Per rendersene conto, basta leggere Limes, una fonte certo non sospetta di antisemitismo:
“Il rapporto della Banca Mondiale sulle restrizioni nello sviluppo della rete acquifera palestinese è più che eloquente. L’acqua è poca, sporca e costa tanto; l’azienda idrica israeliana (Mekort) tiene sotto scacco i territori della striscia di Gaza e della Cisgiordania”.
E ancora:
“Attraversando in macchina l’intero stato di Israele non si hanno visioni di oasi nel deserto, anzi è facile notare come i coloni israeliani utilizzano l’acqua per riempire piscine ed innaffiare prati. In Cisgiordania e nella Striscia di Gaza il panorama cambia: pochi prati da tenere in vita, la scarsa acqua che arriva è utilizzata soprattutto dai contadini che vorrebbero far fiorire la stessa terra che Israele ha già fatto germogliare. Nelle zone di confine, le case dei palestinesi sono facilmente riconoscibili ad occhio nudo anche dai meno esperti. Sono caratterizzate dai cassoni posti sopra i loro tetti con i quali si raccoglie l’acqua piovana. Infatti, se un insediamento israeliano, non appena viene completato, riceve immediatamente elettricità e acqua, le case della Cisgiordania non sono collegate alla stessa rete idrica, per questo di acqua, quella di cui hanno sete un po’ tutti, non solo i contadini, ma anche mamme e bambini, se ne vede poca.

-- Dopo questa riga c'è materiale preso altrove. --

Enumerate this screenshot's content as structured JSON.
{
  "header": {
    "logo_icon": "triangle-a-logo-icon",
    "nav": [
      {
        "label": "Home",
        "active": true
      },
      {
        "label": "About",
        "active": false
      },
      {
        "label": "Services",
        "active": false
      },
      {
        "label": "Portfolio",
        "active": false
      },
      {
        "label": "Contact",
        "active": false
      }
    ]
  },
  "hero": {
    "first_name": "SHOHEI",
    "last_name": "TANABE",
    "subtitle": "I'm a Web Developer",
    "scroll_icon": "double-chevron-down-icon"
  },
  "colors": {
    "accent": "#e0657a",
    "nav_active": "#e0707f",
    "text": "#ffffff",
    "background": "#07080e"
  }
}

“Nel suo rapporto la Banca Mondiale denuncia tali disparità, mostrando che la quantità di acqua consumata da Israele è quattro volte superiore a quella utilizzata dai palestinesi. Con il passare del tempo Israele si è pian piano appropriato di tutte le risorse idriche e per assurdo i palestinesi sono costretti ad acquistare la propria acqua dalla Mekort. Questa azienda idrica israeliana anno dopo anno non si limita solo a dirottare verso lo Stato ebraico la maggior parte delle riserve di acqua, lasciando solo alcune gocce per la Cisgiordania e la Striscia di Gaza, ma fa pagare a quei palestinesi che si vogliono accaparrare queste ultime gocce prezzi salatissimi e maggiorati rispetto a quelli vigenti per gli israeliani”.
E non c’è solo il problema dell’acqua: a Gaza, la marina israeliana spara sui pescatori. Lo ha fatto anche il mese scorso, uccidendo un pescatore e ferendone due.
Come riferisce Infopal, “La marina e l’artiglieria israeliana aprono il fuoco sui pescatori palestinesi e sugli agricoltori che lavorano nelle fattorie lungo il confine, violando palesemente l’accordo di cessate il fuoco che è stato siglato dopo l’offensiva del 2014 sull’enclave di Gaza”. Inoltre, l’attuale zona di pesca, di sei miglia nautiche, è drasticamente inferiore alla 20 miglia nautiche assegnate ai pescatori palestinesi negli accordi di Oslo del 1993.
E degli ulivi palestinesi distrutti dai coloni ne vogliamo parlare? Tre anni fa, nel 2015, i coloni hanno distrutto 1.200 ulivi palestinesi vicino a Hebron.
Da quest’ultima fonte, apprendiamo che sono circa 800.000 gli alberi di ulivo sradicati nella Cisgiordania occupata a partire dal 1967.
Il caso della vignetta belga è esemplare del modus operandi degli israeliani e delle loro lobby. Ormai, dire la verità è proibito. Se la dici, sei “antisemita”. E ti può capitare di essere fatto oggetto di dossier spazzatura, come è accaduto ad una meritoria attivista pro-Palestina come Samantha Comizzoli. Dico dossier spazzatura, perché ciò che emerge dal detto opuscolo, a parte le maldicenze e le calunnie, è che certi sedicenti “compagni” hanno assunto la mansione di una vera polizia del pensiero, che passa il tempo a monitorare (e a spiare) quello che uno scrive sui social. E tutto ciò, con la benedizione di un giornale (un tempo) anarchico come “Umanità Nova”.